Usually, 30% is quite acceptable for images on a page.
However, for high quality, 60% can be better.
The quality needed can be depend on the image as well.
Also, the filesize is not a linear relationship with the quality. It's more exponential.
As an example, just approximate numbers:
0%: 15kb
20%: 25kb
60%: 60kb
80%: 120kb
100%: 270kb
With each, you would see a noticable difference in quality, though.
JPG also has a couple other options (available only in some programs, such as photoshop):
blur-- this will soften the image, but make the filesize much smaller. It can actually end up giving you higher quality/detail for a smaller size, if used correctly.
progressive-- this will load the image in parts, either line by link or chunk by chunk, or in passes, each making the image less and less pixelated. standard is 3 passes.

a gif image is basically as-is. The only option you have here is how many colors are allotted. With a very basic image, you can get away with just 2 colors, and that's GREAT for filesize. number of colors (1-256) is approximately a linear relationship with the filesize. Obviously you will lose quality-- color-- when lowering the number of options in the pallette.
You can counter this to some degree by specifying a particular, or even custom, pallette of any 256 colors. Some programs will do this automatically by finding the most common colors, though it might be a good idea to help as well, especially if a certain pixel needs to have a color and that isn't included.
The other options with gif include dithering, which is a method to approximate colors that don't exist in the palette, or "closest color" which would simply use the closest color, without trying to fade to it. Dithering will create a dotted look, but, from afar, simulate more colors.
Animated gifs also have a few options, like limiting repeated frames, etc.

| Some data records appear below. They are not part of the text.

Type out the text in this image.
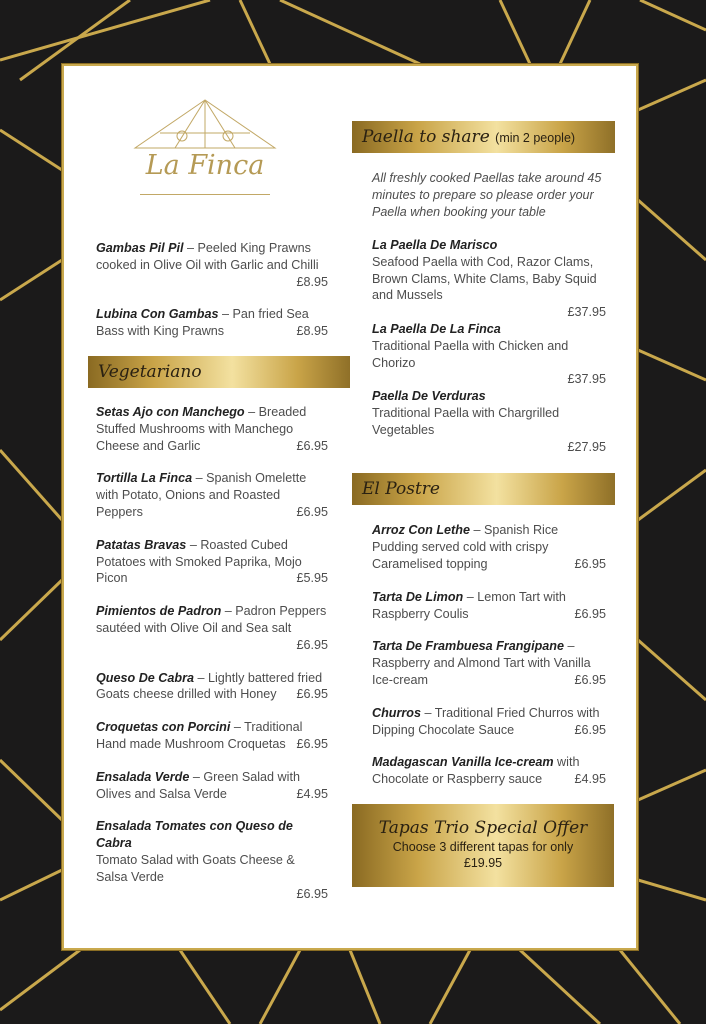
La Finca
Gambas Pil Pil – Peeled King Prawns cooked in Olive Oil with Garlic and Chilli
£8.95
Lubina Con Gambas – Pan fried Sea Bass with King Prawns	£8.95
Vegetariano
Setas Ajo con Manchego – Breaded Stuffed Mushrooms with Manchego Cheese and Garlic	£6.95
Tortilla La Finca – Spanish Omelette with Potato, Onions and Roasted Peppers	£6.95
Patatas Bravas – Roasted Cubed Potatoes with Smoked Paprika, Mojo Picon	£5.95
Pimientos de Padron – Padron Peppers sautéed with Olive Oil and Sea salt
£6.95
Queso De Cabra – Lightly battered fried Goats cheese drilled with Honey £6.95
Croquetas con Porcini – Traditional Hand made Mushroom Croquetas £6.95
Ensalada Verde – Green Salad with Olives and Salsa Verde	£4.95
Ensalada Tomates con Queso de Cabra
Tomato Salad with Goats Cheese & Salsa Verde
£6.95
Paella to share (min 2 people)
All freshly cooked Paellas take around 45 minutes to prepare so please order your Paella when booking your table
La Paella De Marisco
Seafood Paella with Cod, Razor Clams, Brown Clams, White Clams, Baby Squid and Mussels
£37.95
La Paella De La Finca
Traditional Paella with Chicken and Chorizo
£37.95
Paella De Verduras
Traditional Paella with Chargrilled Vegetables
£27.95
El Postre
Arroz Con Lethe – Spanish Rice Pudding served cold with crispy Caramelised topping	£6.95
Tarta De Limon – Lemon Tart with Raspberry Coulis	£6.95
Tarta De Frambuesa Frangipane – Raspberry and Almond Tart with Vanilla Ice-cream	£6.95
Churros – Traditional Fried Churros with Dipping Chocolate Sauce	£6.95
Madagascan Vanilla Ice-cream with Chocolate or Raspberry sauce	£4.95
Tapas Trio Special Offer
Choose 3 different tapas for only
£19.95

No options here, except what type of transparency, which may change the filesize some, especially with full alpha transparency which would add another bit of data per pixel.
As I mentioned above, there is an 8bit mode with indexed color like gif, but I don't see the use.

Other formats:
bmp seems to be fairly supported in most browsers, but no point in that. Just use PNG if you want no quality loss.

If you want to post your specific image, I could try to give some input on how to best save it.